I like to play this game where I try to find the oldest and newest graves in the cemetery. I can tell you that you are very near some of the oldest now. Ones older than Graceland itself.
This is ‘Eternal Silence’ by renowned sculptor Lorado Taft, but around these parts, many of us simply call it ‘The Statue of Death…’ You can see what I mean. It is believed by some that by staring into its closed matte black eyes long enough, one will see the way of their own demise. Friends before you have left pennies and other offerings here to appease the dark force that lives within the bronze.
The statue marks the burial site of one Dexter Graves, an early settler of Chicago and an example of a person who was previously interred in the first City Cemetery before being transferred here some decades after his death.

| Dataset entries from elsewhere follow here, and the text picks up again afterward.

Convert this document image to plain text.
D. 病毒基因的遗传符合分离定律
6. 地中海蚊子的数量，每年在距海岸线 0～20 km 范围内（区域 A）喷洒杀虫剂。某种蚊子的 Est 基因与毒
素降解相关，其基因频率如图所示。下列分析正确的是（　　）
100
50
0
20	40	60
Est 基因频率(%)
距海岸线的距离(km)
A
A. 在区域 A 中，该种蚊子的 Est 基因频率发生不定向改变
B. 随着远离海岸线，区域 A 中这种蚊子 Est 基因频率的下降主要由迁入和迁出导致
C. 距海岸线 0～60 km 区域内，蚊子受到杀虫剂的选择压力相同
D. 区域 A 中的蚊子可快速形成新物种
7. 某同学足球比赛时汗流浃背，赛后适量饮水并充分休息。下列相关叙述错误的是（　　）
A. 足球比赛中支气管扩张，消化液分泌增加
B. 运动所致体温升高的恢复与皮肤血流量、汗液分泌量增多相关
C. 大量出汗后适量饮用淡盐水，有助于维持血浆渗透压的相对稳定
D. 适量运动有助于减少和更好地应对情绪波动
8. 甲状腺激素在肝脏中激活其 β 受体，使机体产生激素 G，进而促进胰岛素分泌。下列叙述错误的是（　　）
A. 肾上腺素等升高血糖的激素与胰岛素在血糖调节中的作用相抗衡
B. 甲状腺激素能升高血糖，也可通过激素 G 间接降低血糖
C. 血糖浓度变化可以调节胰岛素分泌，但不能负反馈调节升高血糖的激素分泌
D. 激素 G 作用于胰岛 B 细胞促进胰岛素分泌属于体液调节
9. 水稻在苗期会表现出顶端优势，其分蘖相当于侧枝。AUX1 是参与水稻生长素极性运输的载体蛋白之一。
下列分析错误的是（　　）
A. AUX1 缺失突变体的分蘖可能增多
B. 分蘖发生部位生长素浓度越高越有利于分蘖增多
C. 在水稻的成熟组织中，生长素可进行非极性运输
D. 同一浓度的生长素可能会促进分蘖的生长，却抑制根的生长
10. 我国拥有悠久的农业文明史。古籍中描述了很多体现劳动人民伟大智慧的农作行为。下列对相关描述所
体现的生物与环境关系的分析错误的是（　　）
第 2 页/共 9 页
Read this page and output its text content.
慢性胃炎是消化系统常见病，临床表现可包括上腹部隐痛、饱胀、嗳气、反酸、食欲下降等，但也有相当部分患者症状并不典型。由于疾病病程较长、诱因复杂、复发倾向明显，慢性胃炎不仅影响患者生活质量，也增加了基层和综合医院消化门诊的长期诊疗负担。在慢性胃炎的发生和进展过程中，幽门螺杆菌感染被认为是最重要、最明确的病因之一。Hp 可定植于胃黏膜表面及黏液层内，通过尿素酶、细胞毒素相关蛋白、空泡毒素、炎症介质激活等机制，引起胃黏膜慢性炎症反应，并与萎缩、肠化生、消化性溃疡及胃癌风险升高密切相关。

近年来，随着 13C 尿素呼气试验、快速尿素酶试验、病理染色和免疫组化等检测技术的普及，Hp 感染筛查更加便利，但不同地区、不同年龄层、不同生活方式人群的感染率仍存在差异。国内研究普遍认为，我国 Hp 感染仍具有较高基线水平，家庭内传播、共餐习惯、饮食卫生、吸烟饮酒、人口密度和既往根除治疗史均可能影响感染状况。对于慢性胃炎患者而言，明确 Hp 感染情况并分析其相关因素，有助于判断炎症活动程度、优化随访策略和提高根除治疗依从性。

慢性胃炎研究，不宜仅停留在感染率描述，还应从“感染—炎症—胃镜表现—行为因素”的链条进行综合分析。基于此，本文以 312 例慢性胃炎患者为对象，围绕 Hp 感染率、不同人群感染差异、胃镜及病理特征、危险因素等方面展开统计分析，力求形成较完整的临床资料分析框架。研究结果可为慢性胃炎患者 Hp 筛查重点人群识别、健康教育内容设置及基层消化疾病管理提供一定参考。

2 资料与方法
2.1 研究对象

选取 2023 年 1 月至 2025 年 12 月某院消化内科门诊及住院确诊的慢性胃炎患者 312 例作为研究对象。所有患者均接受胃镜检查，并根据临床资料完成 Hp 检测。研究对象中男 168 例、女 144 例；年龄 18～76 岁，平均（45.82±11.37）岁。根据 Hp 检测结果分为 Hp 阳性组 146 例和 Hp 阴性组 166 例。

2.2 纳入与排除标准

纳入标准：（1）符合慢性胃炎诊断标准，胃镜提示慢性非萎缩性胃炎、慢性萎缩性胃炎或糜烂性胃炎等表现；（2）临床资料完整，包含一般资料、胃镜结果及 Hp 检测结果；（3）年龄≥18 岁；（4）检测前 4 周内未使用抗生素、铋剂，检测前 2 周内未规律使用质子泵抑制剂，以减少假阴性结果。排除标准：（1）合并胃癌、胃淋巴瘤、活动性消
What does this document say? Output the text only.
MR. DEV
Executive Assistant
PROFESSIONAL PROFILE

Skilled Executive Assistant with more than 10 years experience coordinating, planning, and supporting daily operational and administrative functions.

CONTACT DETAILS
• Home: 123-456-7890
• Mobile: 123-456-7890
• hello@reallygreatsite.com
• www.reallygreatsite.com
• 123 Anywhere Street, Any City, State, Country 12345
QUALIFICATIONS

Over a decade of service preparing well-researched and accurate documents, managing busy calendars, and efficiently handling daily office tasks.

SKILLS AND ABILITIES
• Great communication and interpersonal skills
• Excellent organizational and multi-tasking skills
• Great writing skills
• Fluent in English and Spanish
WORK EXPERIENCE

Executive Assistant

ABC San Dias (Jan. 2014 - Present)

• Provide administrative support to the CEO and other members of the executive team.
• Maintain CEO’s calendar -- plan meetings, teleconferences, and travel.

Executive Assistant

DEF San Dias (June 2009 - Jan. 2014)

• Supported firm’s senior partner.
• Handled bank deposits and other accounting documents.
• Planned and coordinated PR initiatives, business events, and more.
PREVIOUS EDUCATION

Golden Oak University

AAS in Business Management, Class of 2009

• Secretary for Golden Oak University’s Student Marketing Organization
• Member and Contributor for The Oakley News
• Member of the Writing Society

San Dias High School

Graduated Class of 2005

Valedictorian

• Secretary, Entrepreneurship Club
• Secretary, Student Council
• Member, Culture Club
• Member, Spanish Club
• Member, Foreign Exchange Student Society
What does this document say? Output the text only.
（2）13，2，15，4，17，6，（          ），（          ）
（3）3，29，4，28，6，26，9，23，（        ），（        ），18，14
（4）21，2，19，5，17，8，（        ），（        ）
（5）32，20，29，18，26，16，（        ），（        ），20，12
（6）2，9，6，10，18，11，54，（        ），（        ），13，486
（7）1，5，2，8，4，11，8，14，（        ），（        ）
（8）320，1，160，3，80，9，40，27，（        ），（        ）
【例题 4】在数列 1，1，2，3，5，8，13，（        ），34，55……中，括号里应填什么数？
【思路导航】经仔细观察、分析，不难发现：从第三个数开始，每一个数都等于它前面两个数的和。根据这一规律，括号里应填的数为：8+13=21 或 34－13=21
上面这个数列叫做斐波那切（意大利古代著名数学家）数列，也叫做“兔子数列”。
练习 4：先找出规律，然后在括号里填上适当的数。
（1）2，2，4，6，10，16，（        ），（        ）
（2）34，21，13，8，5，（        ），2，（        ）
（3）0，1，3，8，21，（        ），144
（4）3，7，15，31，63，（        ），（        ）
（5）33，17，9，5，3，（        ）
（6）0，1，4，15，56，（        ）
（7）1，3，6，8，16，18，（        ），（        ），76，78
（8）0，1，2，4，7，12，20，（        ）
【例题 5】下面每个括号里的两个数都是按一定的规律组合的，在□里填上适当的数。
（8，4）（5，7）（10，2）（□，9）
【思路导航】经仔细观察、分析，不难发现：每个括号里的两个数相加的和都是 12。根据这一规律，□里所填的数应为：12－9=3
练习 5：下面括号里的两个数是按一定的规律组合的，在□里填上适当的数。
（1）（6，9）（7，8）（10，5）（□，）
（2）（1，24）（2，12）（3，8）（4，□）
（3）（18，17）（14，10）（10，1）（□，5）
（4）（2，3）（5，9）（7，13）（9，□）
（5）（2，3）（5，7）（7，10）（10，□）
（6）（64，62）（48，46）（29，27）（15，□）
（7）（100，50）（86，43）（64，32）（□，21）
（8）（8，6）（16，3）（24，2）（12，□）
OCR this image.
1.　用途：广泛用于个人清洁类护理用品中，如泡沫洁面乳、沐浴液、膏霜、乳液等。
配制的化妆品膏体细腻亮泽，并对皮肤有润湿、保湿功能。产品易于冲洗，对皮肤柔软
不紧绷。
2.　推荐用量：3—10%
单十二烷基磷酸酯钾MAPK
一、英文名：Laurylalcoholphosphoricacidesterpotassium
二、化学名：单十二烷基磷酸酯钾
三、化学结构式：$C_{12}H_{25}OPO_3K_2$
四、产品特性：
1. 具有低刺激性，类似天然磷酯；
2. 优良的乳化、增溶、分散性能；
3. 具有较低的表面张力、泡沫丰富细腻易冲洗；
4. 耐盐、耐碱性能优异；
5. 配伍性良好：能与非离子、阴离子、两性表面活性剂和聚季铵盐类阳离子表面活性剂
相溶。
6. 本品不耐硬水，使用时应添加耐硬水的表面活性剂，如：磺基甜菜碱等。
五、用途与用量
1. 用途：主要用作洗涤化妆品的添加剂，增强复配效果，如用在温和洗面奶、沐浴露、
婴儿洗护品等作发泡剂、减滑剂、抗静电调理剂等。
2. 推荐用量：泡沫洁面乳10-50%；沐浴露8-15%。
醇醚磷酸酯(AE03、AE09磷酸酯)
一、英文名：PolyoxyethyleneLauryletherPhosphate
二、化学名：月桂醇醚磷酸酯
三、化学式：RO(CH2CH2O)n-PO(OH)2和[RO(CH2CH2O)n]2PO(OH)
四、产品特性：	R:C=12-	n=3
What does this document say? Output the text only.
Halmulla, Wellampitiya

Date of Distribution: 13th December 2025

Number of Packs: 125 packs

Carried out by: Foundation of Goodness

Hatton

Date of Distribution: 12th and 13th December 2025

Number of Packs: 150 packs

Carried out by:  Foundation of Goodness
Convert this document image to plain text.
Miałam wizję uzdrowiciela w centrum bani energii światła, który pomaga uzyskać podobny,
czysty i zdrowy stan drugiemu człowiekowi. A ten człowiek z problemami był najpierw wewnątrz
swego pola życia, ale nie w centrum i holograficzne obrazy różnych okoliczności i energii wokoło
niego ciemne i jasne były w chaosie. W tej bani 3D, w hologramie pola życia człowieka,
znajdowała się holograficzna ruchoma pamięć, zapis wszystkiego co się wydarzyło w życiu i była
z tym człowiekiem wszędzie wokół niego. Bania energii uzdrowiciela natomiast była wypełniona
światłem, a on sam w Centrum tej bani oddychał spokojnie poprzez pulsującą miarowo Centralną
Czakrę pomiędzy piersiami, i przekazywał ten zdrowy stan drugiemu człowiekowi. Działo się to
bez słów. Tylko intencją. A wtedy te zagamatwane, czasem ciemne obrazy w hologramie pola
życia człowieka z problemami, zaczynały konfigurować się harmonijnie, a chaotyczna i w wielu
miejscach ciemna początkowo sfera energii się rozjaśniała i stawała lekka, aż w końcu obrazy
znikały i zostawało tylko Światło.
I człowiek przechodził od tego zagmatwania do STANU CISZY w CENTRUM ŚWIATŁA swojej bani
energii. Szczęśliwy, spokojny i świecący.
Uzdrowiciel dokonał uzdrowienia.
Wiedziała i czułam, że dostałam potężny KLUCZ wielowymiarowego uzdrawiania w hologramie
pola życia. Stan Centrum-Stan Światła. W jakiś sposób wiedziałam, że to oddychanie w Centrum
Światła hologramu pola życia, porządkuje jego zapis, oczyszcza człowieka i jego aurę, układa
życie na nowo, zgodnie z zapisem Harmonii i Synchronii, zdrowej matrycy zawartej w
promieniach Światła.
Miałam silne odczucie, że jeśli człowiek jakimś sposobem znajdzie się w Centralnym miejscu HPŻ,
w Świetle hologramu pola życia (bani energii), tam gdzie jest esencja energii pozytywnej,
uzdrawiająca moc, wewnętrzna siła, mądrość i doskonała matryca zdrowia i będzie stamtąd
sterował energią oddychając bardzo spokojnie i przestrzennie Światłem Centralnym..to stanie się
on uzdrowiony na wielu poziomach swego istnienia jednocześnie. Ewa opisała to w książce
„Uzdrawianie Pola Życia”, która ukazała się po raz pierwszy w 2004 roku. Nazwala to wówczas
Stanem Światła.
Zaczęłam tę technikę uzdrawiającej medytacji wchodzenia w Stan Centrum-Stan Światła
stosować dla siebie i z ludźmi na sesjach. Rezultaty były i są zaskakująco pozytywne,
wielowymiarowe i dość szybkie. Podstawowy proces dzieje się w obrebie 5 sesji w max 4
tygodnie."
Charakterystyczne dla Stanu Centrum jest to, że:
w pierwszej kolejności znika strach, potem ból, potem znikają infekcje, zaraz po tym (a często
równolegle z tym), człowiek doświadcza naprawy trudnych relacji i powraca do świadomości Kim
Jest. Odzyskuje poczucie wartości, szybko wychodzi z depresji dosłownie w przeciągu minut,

Yes, it is mere confidence that the man buried under the Statue of Death is named ‘Graves.’ Remember, there’s always something to be discovered beyond the grave… or maybe just behind it.
A brother to this ‘Eternal Silence’ statue can be found on the south side of the city, in the ‘Fountain of Time’ statue at the far west end of the historic Midway Plaisance. That other Taft sculpture also features a hooded ‘statue of death’ or more appropriately ‘father time figure.
Scoot thirty feet over to your left and you’ll find the low-lying marker for famed architect William Le Baron Jenney who designed the world’s first skyscraper. His Manhattan Building is a National Historic Landmark found in the Printing House Row District in the Loop. The steel-skeleton latticework for which he would become famous is featured on the tombstone. He also was a contributor to the landscape architecture of Graceland Cemetery.